Combinatorial Proof 1

Imagine that we are distributing $n$ indistinguishable candies to $k$ distinguishable children. By a direct application of Balls and Urns, there are ${n+k-1\choose k-1}$ ways to do this. Alternatively, we can first give $0\le i\le n$ candies to the oldest child so that we are essentially giving $n-i$ candies to $k-1$ kids and again, with Balls and Urns, ${n+k-1\choose k-1}=\sum_{i=0}^n{n+k-2-i\choose k-2}$ , which simplifies to the desired result.

Combinatorial Proof 2

We can form a committee of size $k+1$ from a group of $n+1$ people in ${{n+1}\choose{k+1}}$ ways. Now we hand out the numbers $1,2,3,\dots,n-k+1$ to $n-k+1$ of the $n+1$ people.

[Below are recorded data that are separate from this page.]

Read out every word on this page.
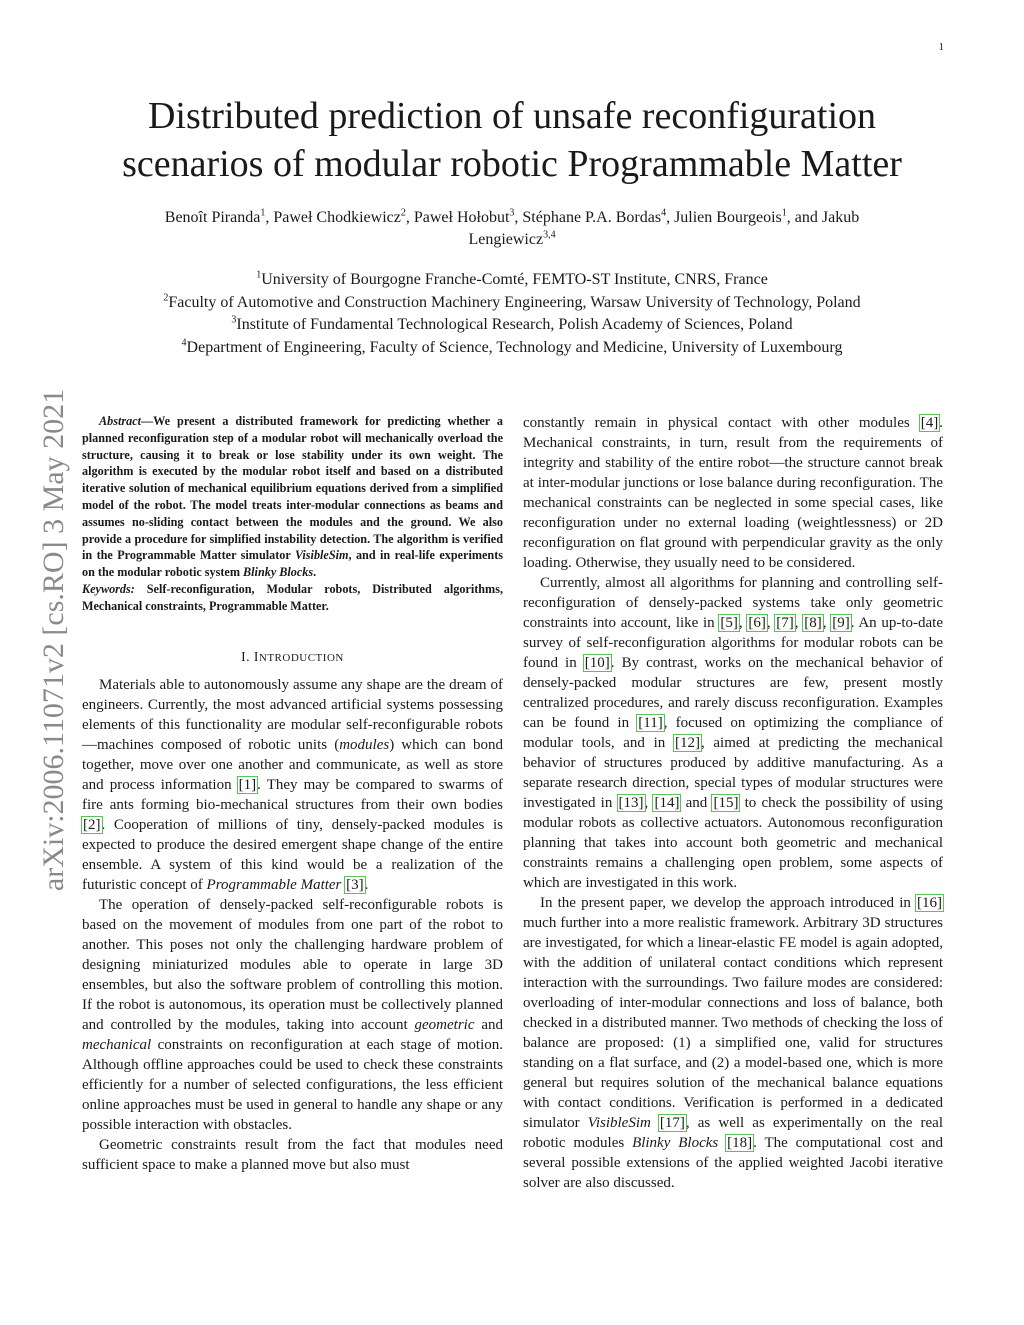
1
arXiv:2006.11071v2 [cs.RO] 3 May 2021
Distributed prediction of unsafe reconfiguration
scenarios of modular robotic Programmable Matter
Benoît Piranda$^1$, Paweł Chodkiewicz$^2$, Paweł Hołobut$^3$, Stéphane P.A. Bordas$^4$, Julien Bourgeois$^1$, and Jakub
Lengiewicz$^{3,4}$
$^1$University of Bourgogne Franche-Comté, FEMTO-ST Institute, CNRS, France
$^2$Faculty of Automotive and Construction Machinery Engineering, Warsaw University of Technology, Poland
$^3$Institute of Fundamental Technological Research, Polish Academy of Sciences, Poland
$^4$Department of Engineering, Faculty of Science, Technology and Medicine, University of Luxembourg
Abstract—We present a distributed framework for predicting whether a planned reconfiguration step of a modular robot will mechanically overload the structure, causing it to break or lose stability under its own weight. The algorithm is executed by the modular robot itself and based on a distributed iterative solution of mechanical equilibrium equations derived from a simplified model of the robot. The model treats inter-modular connections as beams and assumes no-sliding contact between the modules and the ground. We also provide a procedure for simplified instability detection. The algorithm is verified in the Programmable Matter simulator VisibleSim, and in real-life experiments on the modular robotic system Blinky Blocks.
Keywords: Self-reconfiguration, Modular robots, Distributed algorithms, Mechanical constraints, Programmable Matter.
I. INTRODUCTION

Materials able to autonomously assume any shape are the dream of engineers. Currently, the most advanced artificial systems possessing elements of this functionality are modular self-reconfigurable robots—machines composed of robotic units (modules) which can bond together, move over one another and communicate, as well as store and process information [1]. They may be compared to swarms of fire ants forming bio-mechanical structures from their own bodies [2]. Cooperation of millions of tiny, densely-packed modules is expected to produce the desired emergent shape change of the entire ensemble. A system of this kind would be a realization of the futuristic concept of Programmable Matter [3].

The operation of densely-packed self-reconfigurable robots is based on the movement of modules from one part of the robot to another. This poses not only the challenging hardware problem of designing miniaturized modules able to operate in large 3D ensembles, but also the software problem of controlling this motion. If the robot is autonomous, its operation must be collectively planned and controlled by the modules, taking into account geometric and mechanical constraints on reconfiguration at each stage of motion. Although offline approaches could be used to check these constraints efficiently for a number of selected configurations, the less efficient online approaches must be used in general to handle any shape or any possible interaction with obstacles.

Geometric constraints result from the fact that modules need sufficient space to make a planned move but also must

constantly remain in physical contact with other modules [4]. Mechanical constraints, in turn, result from the requirements of integrity and stability of the entire robot—the structure cannot break at inter-modular junctions or lose balance during reconfiguration. The mechanical constraints can be neglected in some special cases, like reconfiguration under no external loading (weightlessness) or 2D reconfiguration on flat ground with perpendicular gravity as the only loading. Otherwise, they usually need to be considered.

Currently, almost all algorithms for planning and controlling self-reconfiguration of densely-packed systems take only geometric constraints into account, like in [5], [6], [7], [8], [9]. An up-to-date survey of self-reconfiguration algorithms for modular robots can be found in [10]. By contrast, works on the mechanical behavior of densely-packed modular structures are few, present mostly centralized procedures, and rarely discuss reconfiguration. Examples can be found in [11], focused on optimizing the compliance of modular tools, and in [12], aimed at predicting the mechanical behavior of structures produced by additive manufacturing. As a separate research direction, special types of modular structures were investigated in [13], [14] and [15] to check the possibility of using modular robots as collective actuators. Autonomous reconfiguration planning that takes into account both geometric and mechanical constraints remains a challenging open problem, some aspects of which are investigated in this work.

In the present paper, we develop the approach introduced in [16] much further into a more realistic framework. Arbitrary 3D structures are investigated, for which a linear-elastic FE model is again adopted, with the addition of unilateral contact conditions which represent interaction with the surroundings. Two failure modes are considered: overloading of inter-modular connections and loss of balance, both checked in a distributed manner. Two methods of checking the loss of balance are proposed: (1) a simplified one, valid for structures standing on a flat surface, and (2) a model-based one, which is more general but requires solution of the mechanical balance equations with contact conditions. Verification is performed in a dedicated simulator VisibleSim [17], as well as experimentally on the real robotic modules Blinky Blocks [18]. The computational cost and several possible extensions of the applied weighted Jacobi iterative solver are also discussed.
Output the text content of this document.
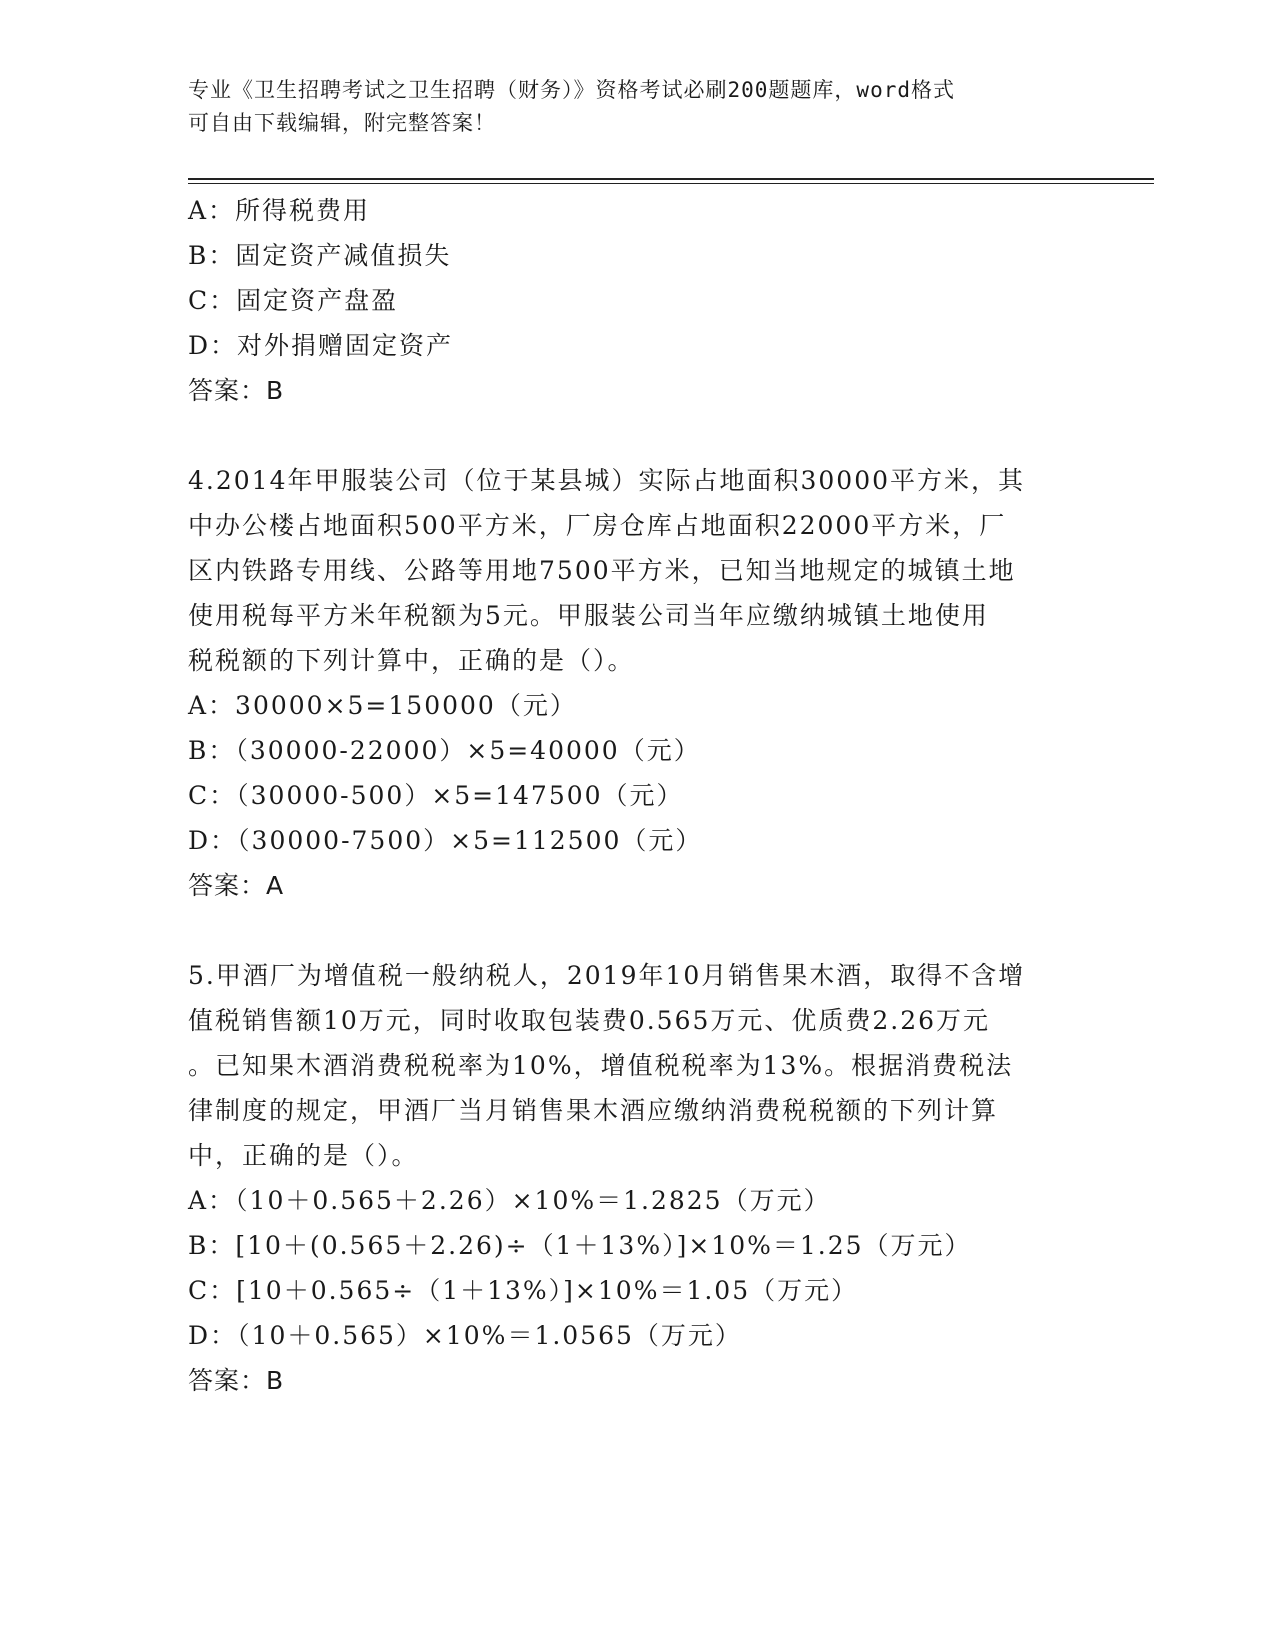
专业《卫生招聘考试之卫生招聘（财务）》资格考试必刷200题题库，word格式
可自由下载编辑，附完整答案！
A：所得税费用
B：固定资产减值损失
C：固定资产盘盈
D：对外捐赠固定资产
答案：B
4.2014年甲服装公司（位于某县城）实际占地面积30000平方米，其
中办公楼占地面积500平方米，厂房仓库占地面积22000平方米，厂
区内铁路专用线、公路等用地7500平方米，已知当地规定的城镇土地
使用税每平方米年税额为5元。甲服装公司当年应缴纳城镇土地使用
税税额的下列计算中，正确的是（）。
A：30000×5=150000（元）
B：（30000-22000）×5=40000（元）
C：（30000-500）×5=147500（元）
D：（30000-7500）×5=112500（元）
答案：A
5.甲酒厂为增值税一般纳税人，2019年10月销售果木酒，取得不含增
值税销售额10万元，同时收取包装费0.565万元、优质费2.26万元
。已知果木酒消费税税率为10%，增值税税率为13%。根据消费税法
律制度的规定，甲酒厂当月销售果木酒应缴纳消费税税额的下列计算
中，正确的是（）。
A：（10＋0.565＋2.26）×10%＝1.2825（万元）
B：[10＋(0.565＋2.26)÷（1＋13%）]×10%＝1.25（万元）
C：[10＋0.565÷（1＋13%）]×10%＝1.05（万元）
D：（10＋0.565）×10%＝1.0565（万元）
答案：B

We can divide this into $n-k+1$ disjoint cases. In general, in case $x$ , $1\le x\le n-k+1$ , person $x$ is on the committee and persons $1,2,3,\dots, x-1$ are not on the committee. This can be done in $\binom{n-x+1}{k}$ ways. Now we can sum the values of these $n-k+1$ disjoint cases, getting ${{n+1}\choose {k+1}} ={{n}\choose{k}}+{{n-1}\choose{k}}+{{n-2}\choose{k}}+\hdots+{{k+1}\choose{k}}+{{k}\choose{k}}.$